Foster residents angered as gravel operations allowed to continue

Foster residents angered as gravel operations allowed to continue

FOSTER – Residents in attendance at last Thursday’s Town Council meeting were angered by a consent agreement entered into between the town and Brian St. Croix, allowing him to continue stone crushing and removal operations on his property at 9 Mount Hygeia Road.

Rhode Island Supreme Court Justice Maureen Keough advised the town that St. Croix was within his rights to continue a gravel operation at his property under the Right to Farm Act, and that his claimed plan to create a horse farm was “valid and permissible.”

Town Council President Denise DeFranco said the town was at a standstill, and made the best decision under the circumstances.

“If it went on further, if we didn’t make a mutual agreement, Mr. St. Croix was going to be able to do whatever he wanted,” she said.

Though he originally proposed a gravel pit, St. Croix said he still wants to remove 850,000 cubic yards of ground stone from his property to create a horse farm with hay and grazing fields.

Foster residents repeatedly spoke against St. Croix, calling claims of a horse farm “a farce.”

“We all know it’s not going to be a horse farm,” said abutter Dan Davey, of 3 Mount Hygeia Road.

Another neighbor, Sally Freestone, of 48 Mount Hygeia Road, said she was appalled to find out that St. Croix will get away with his operation.

“It’s not going to be lovely hayfields,” she said.

“Let it be known that I stand up and speak for the will of the people,” she said. “We elected you, Town Council. You have the power to halt St. Croix’s destructive actions.”

Town Solicitor Mark Tourgee said that St. Croix met the burden of proof that he is creating a horse farm, and the consent agreement would grant the town oversight on the operations.

Council member Gordon Rogers read the terms of the consent order from the court transcripts.

St. Croix must only operate on 10 acres of property at a time, completing the building of hayfields or grazing fields before moving on to the next plot, Rogers read.

Additionally, trucks removing gravel from the property may only operate between Monday and Friday, he continued. St. Croix will be allowed to continue stone-crushing operations, but must stay within certain decibel levels, and his work must still be completed within his two-year timeframe.

In a claimed show of faith, St. Croix also agreed that by six months after the two-year deadline, his planned stables will be occupied to at least one-third capacity, or at least five horses.

Part of the agreement includes St. Croix forfeiting his right to an appeal, as well.

Judge Keough warned that she will make note in the case file that she will handle any future proceedings on the property, warning St.
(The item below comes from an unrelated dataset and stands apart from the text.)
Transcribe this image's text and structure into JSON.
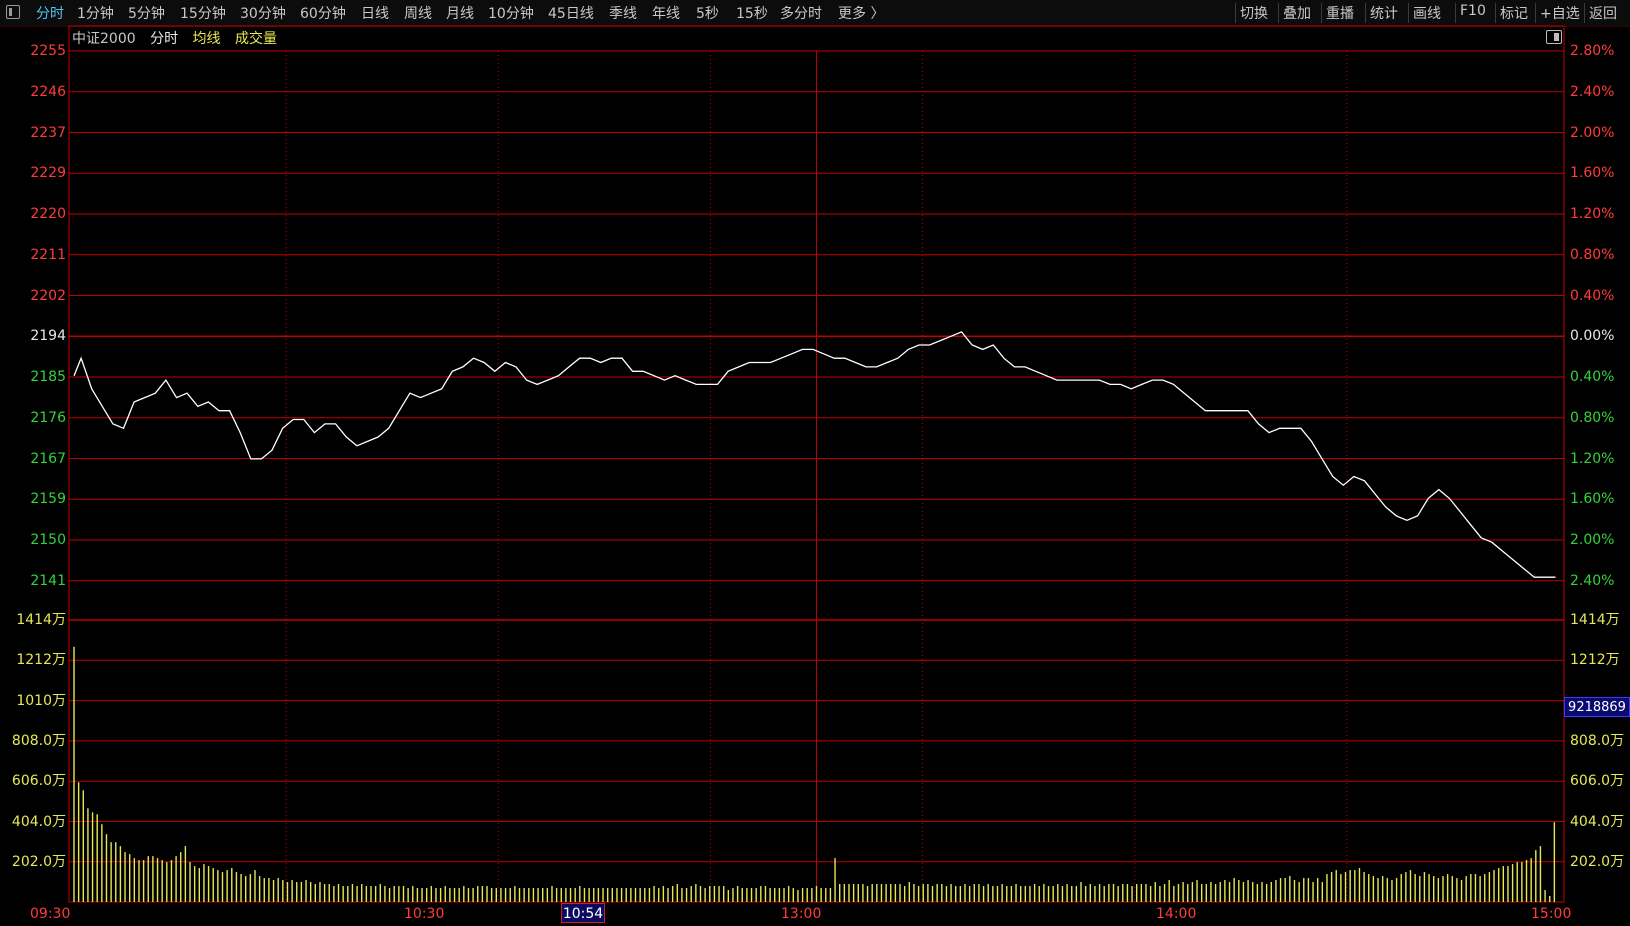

Croix of the implications non-compliance with the agreement could bring.

“I’m not a fan of semantics. I don’t like when people get cute, call something one thing and do whatever they want, it’s one of my pet peeves,” Keough said. If she learns St. Croix is in violation of the order, she will make sure he meets “very serious sanctions by me.”

Ending her judgment, she told St. Croix that it was incumbent on him to not only be a good citizen, but also a good neighbor.

Attorney Dylan Conley, representing abutters Joe Nadinger and Richard and Catherine Sparks, said the agreement is “identical” to the plan St. Croix submitted years ago to operate a mining operation.

“This is in no way different than what was required before,” Conley said. None of the claims against the town were removed, and neighbors still plan to sue the town for failure to enforce the laws.

The Sparks and Nadinger case claims that after a cease and desist order was filed against St. Croix for continued operations after a Zoning Board denial, the town failed to protect its citizens by refusing to enforce its laws.

“Quite simply, the town enforcing its own law would be a great starting point, but my client is seeking monetary damages as well,” said Conley.

Tourgee, answering comments for the public following the transcript reading, said that though St. Croix signed the order, he still had the right to sell the property at any point.